Microsoft has also been making waves with its recent reorganization, which redirects resources toward a Cloud computing focus. With the announced changes to the sales organization, Microsoft is going all-in with their Cloud offerings. This fast growing business will become its primary focus, and additional resources will be focused on enabling partners to help drive active use of the O365 stack and Azure. Conversely, the selling of traditional on-premise software licenses will now become a secondary facet in the Microsoft landscape.
How this is going to impact customers?
Customers should expect a greater reliance on partners to help vet out, implement, and ultimately support the Microsoft Cloud stack. It will also become increasingly important for those not already migrated to the Cloud to understand the Microsoft roadmap for on-premise investments. As new releases and licensing rules have evolved of the last couple years, there are more restrictions in continuing to run the on-premise versions of software. An example was the announcement of Office without Software Assurance not connecting to O365 in the future.

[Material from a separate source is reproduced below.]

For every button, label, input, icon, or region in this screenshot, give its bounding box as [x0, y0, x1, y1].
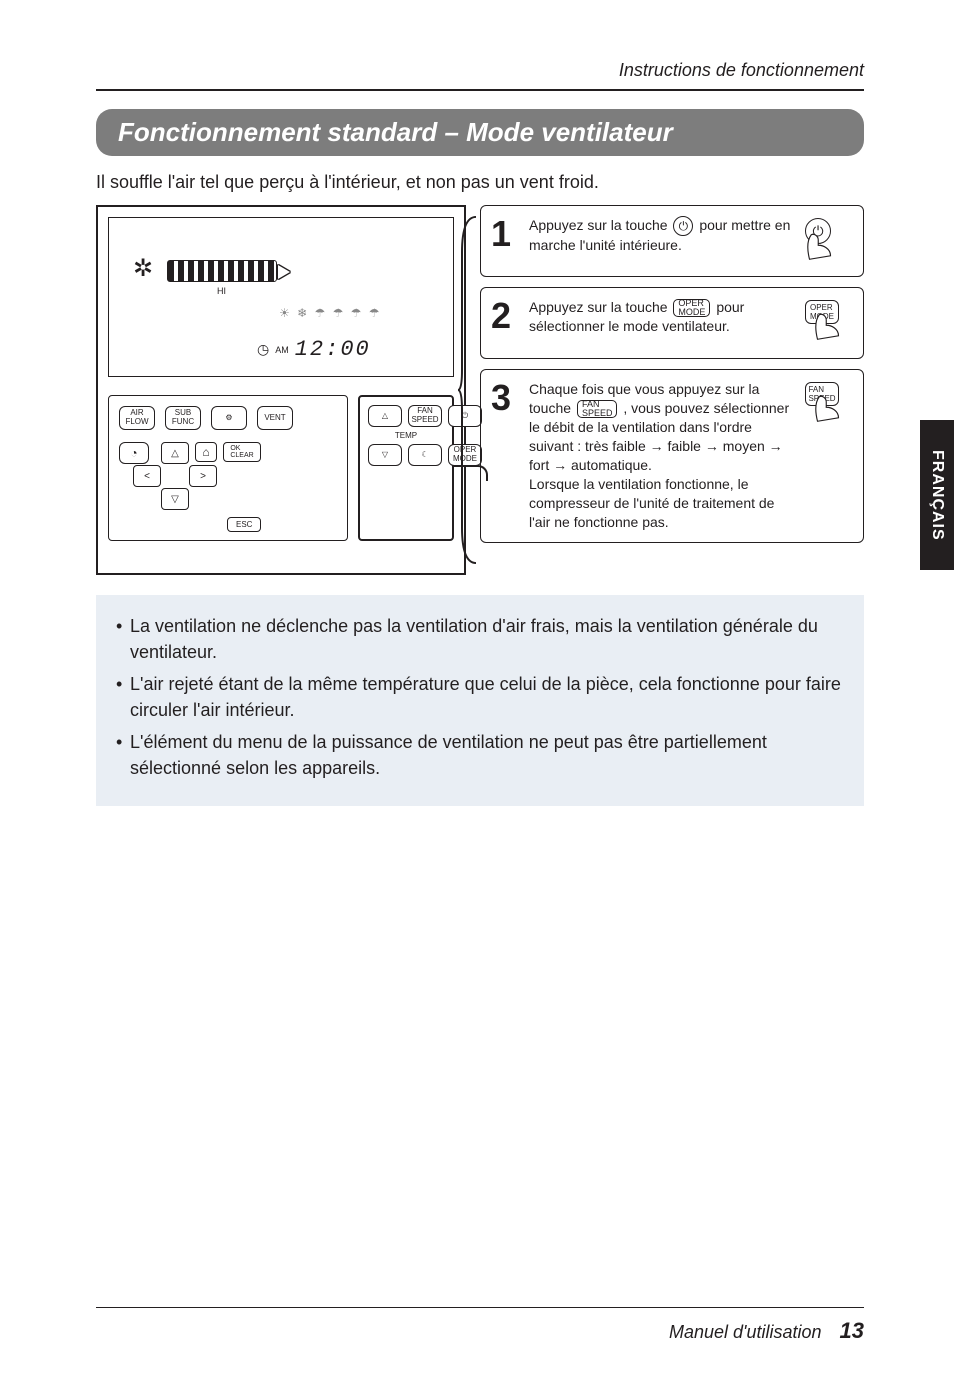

How can customers get ahead of all of these changes?
It is now essential to map your own technology roadmap to the current Microsoft licensing and technology roadmap. Preparation will be the key to eliminating surprises in regard to how to implement the desired Microsoft technologies. We expect further changes to be announced, so a regular cadence to connect on changes and the potential impact should be built into any financial and business strategy planning.